In describing only one treatment arm of a RCT, Braverman et al. 81evaluated military service members’ return to work and return to duty after multidisciplinary inpatient rehabilitation.  Multidisciplinary inpatient rehabilitation consisted of eight weeks of group and individual therapies geared towards returning the soldiers to duty. The rehabilitation team included a physiatrist, neurologist, neuropsychologist, and occupational therapist. The authors found that of the sixty-seven subjects who participated in the study, 96% and 66% had returned to work and duty respectively at follow-up of one year. Transitional Living Setting and Inpatient Rehabilitation

What evidence is there for benefit of a transitional living setting at the end of inpatient rehabilitation?

  1. There is Level 2 evidence that a transitional living setting during the last weeks of inpatient rehabilitation results in greater independence in activities of daily living than inpatient rehabilitation alone.

In the study by McLaughlin and Peters 82the effects of a transitional living setting during the last weeks of inpatient length of stay were evaluated using cognitive (Rancho) and functional (Barthel) levels as main outcome measures. Results from a follow-up survey showed that patients who participated in both inpatient rehabilitation and a transitional living setting reported greater independence in activities of daily living than patients who received inpatient rehabilitation alone.  
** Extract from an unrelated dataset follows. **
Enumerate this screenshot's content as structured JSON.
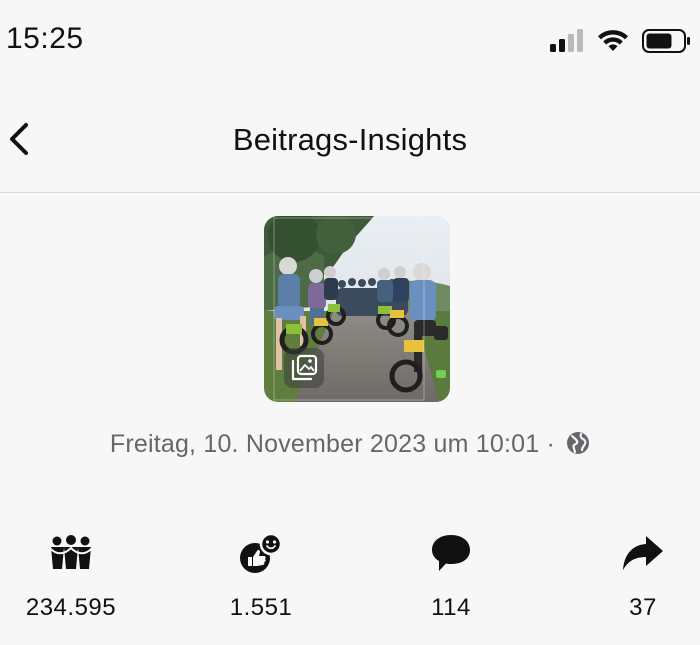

Previous reviews in addition to literature presented here have delineated the extent of knowledge of the efficacy of inpatient rehabilitation, which is limited at best. There is reasonable evidence to support the use of interdisciplinary rehabilitation followed by a transitional living environment to assist in maximizing recovery. This suggests that a gradual return to the community is preferable to a sudden discharge from hospital to home. Not surprisingly, younger patients tend to make greater gains in rehabilitation than their older counterparts.